Sarifah yang sedang melaksanakan agenda reses Masa Sidang IV DPR RI di Samarinda (7/8) mencermati situasi di tengah masyarakat yang dilanda kecemasan akibat maraknya praktik pengoplosan beras. Ia menilai pemerintah harus bergerak cepat melakukan langkah antisipatif agar tidak terjadi gejolak harga dan kelangkaan di pasar.
“Jangan sampai masyarakat kita semakin resah. Setelah ada kasus beras oplosan, jangan sampai muncul gejolak kelangkaan stok beras di pasaran yang bisa mengakibatkan lonjakan harga beras. Ini sangat mengkuatirkan publik. Pemerintah perlu segera mengambil langkah cepat,” papar Sarifah Suraidah Harum.
Anggota Komisi VI yang membidangi BUMN, Perdagangan, dan Koperasi ini mengutip arahan Presiden Prabowo Subianto soal pentingnya peningkatan produksi beras nasional melalui perbaikan irigasi, penyediaan pupuk dan benih unggul, serta optimalisasi distribusi hasil panen. Menurutnya, intervensi pasar perlu dilakukan cepat dan tepat sasaran untuk menjaga stabilitas pasokan dan harga.
“Langkah antisipatif dari pengambil kebijakan sektor pangan nasional sangat penting di tengah tingginya dinamika pasokan dan permintaan beras. Kita harus menjaga stabilitas pasokan dan harga beras agar masyarakat bisa tetap tenang, tidak ada gejolak,” kata Sarifah, yang akrab dipanggil Bunda Harum.
Sarifah mengutip data Badan Pusat Statistik (BPS) yang menunjukkan potensi produksi beras periode Juli–September 2025 diperkirakan mencapai 9,08 juta ton, naik 0,91 juta ton atau tumbuh 11,17% dibanding periode yang sama tahun sebelumnya. Sementara itu, stok beras nasional per Juli 2025 tercatat 4,2 juta ton, yang menjadi cadangan strategis yang dapat segera dimanfaatkan untuk stabilisasi harga.
“Sebagai bentuk intervensi, Komisi VI DPR RI mendorong Perum Bulog untuk segera mengguyur pasar dengan beras Stabilisasi Pasokan dan Harga Pangan (SPHP),” ungkapnya.
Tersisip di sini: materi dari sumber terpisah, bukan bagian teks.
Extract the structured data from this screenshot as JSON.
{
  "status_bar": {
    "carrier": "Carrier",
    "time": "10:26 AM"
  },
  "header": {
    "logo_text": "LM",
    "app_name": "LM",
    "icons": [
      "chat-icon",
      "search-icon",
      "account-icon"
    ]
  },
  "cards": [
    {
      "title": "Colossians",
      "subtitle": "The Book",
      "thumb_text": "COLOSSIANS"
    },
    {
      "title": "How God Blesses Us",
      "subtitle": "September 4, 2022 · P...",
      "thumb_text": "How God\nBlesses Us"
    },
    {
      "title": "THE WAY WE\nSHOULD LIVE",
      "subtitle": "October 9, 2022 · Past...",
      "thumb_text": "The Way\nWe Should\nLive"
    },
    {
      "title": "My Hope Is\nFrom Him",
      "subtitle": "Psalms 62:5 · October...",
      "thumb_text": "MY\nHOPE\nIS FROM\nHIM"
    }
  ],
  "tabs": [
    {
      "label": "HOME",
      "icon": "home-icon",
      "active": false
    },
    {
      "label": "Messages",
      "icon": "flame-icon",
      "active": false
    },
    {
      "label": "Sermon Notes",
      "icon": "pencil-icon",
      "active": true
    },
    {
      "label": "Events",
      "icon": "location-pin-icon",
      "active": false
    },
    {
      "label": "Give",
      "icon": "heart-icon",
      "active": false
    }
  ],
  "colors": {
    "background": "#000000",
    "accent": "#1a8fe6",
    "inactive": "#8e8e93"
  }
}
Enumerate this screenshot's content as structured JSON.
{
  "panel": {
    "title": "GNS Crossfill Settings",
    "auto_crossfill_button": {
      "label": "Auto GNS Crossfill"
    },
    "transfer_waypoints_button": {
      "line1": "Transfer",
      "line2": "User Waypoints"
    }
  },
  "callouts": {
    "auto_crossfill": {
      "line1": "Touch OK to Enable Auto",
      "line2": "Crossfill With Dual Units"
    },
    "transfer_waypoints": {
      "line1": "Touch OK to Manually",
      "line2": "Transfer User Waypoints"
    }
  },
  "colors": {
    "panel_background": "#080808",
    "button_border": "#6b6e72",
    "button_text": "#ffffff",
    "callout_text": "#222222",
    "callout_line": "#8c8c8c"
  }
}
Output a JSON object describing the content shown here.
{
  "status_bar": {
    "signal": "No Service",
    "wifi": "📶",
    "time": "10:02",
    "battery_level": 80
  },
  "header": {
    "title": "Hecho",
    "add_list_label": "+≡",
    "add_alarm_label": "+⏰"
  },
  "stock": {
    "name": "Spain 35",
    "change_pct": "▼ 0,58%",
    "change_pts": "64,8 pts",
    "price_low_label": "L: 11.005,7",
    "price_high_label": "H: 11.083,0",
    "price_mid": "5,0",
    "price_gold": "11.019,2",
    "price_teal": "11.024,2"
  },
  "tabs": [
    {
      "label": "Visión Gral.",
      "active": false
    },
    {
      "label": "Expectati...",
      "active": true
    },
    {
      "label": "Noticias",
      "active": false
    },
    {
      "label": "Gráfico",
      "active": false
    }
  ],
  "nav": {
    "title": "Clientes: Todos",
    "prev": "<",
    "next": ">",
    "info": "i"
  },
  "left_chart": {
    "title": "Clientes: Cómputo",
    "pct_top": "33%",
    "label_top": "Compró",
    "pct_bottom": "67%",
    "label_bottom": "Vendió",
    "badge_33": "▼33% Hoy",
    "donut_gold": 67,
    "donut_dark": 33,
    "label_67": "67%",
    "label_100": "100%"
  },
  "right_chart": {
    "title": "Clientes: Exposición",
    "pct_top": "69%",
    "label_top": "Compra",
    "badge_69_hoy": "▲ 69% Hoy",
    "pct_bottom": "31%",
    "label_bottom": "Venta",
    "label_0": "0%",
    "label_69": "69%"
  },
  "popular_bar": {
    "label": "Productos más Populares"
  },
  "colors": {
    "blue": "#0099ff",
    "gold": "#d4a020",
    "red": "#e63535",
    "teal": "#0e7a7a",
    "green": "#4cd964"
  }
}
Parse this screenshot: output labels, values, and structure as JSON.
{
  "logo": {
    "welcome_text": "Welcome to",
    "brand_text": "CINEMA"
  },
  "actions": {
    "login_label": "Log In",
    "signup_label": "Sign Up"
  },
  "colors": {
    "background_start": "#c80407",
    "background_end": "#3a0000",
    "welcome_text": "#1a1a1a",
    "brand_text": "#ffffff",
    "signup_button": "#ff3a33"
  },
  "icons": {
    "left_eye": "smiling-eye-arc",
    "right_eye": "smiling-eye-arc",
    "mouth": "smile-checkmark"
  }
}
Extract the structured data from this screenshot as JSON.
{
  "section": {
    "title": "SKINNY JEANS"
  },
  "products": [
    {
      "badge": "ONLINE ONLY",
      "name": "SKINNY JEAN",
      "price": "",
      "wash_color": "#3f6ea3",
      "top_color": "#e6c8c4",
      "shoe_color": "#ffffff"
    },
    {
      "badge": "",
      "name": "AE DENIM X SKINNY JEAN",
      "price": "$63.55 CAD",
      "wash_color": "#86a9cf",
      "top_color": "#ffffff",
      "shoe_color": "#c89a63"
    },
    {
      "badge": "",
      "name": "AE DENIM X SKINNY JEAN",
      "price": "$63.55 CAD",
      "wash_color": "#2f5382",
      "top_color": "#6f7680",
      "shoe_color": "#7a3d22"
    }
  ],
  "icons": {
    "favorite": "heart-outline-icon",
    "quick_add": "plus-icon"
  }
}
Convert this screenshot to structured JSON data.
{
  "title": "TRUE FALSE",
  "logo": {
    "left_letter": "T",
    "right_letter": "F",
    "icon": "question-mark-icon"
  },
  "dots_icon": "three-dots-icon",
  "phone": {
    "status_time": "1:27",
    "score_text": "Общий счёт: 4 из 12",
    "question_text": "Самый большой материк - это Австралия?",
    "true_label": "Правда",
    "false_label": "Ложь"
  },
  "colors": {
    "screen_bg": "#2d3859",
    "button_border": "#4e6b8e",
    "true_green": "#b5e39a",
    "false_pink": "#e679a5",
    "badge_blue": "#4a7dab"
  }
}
Namun, Sarifah mengingatkan pelaksanaan distribusi harus disertai pengawasan ketat agar tidak terjadi penyalahgunaan, termasuk praktik pengoplosan yang merugikan masyarakat kecil. Ia menekankan distribusi yang dilakukan Perum Bulog atau pihak terkait harus tepat sasaran dan dipantau agar manfaatnya sampai ke konsumen akhir.
Dalam kapasitasnya sebagai legislator yang mewakili kepentingan daerah, Sarifah juga menyoroti pentingnya percepatan distribusi beras hingga ke pelosok negeri, termasuk wilayah 3T (terdepan, terluar, dan tertinggal). Untuk itu, ia menyerukan kolaborasi erat antara pemerintah dengan mitra strategis BUMN pangan dan logistik—seperti PT Pos Indonesia, PT Pupuk Indonesia, ID Food, dan PT Perkebunan Nusantara III—serta dukungan penuh kementerian dan lembaga terkait.
“Kebijakan operasi pasar bukan sekadar instrumen ekonomi, melainkan bentuk nyata kehadiran negara dalam melindungi hak rakyat atas pangan yang cukup, berkualitas, dan terjangkau,” tegas Sarifah Suraidah Harum.
Ia meyakini bahwa operasi pasar yang terencana dan terkoordinasi akan menjadi bagian penting dari sinergi kebijakan pemerintah dalam menjaga ketahanan pangan nasional. Dengan langkah yang tepat dan kolaboratif, Sarifah optimistis kondisi ketahanan pangan Indonesia dapat terjaga dengan baik, sehingga masyarakat tidak panik dan akses terhadap beras berkualitas tetap terjamin.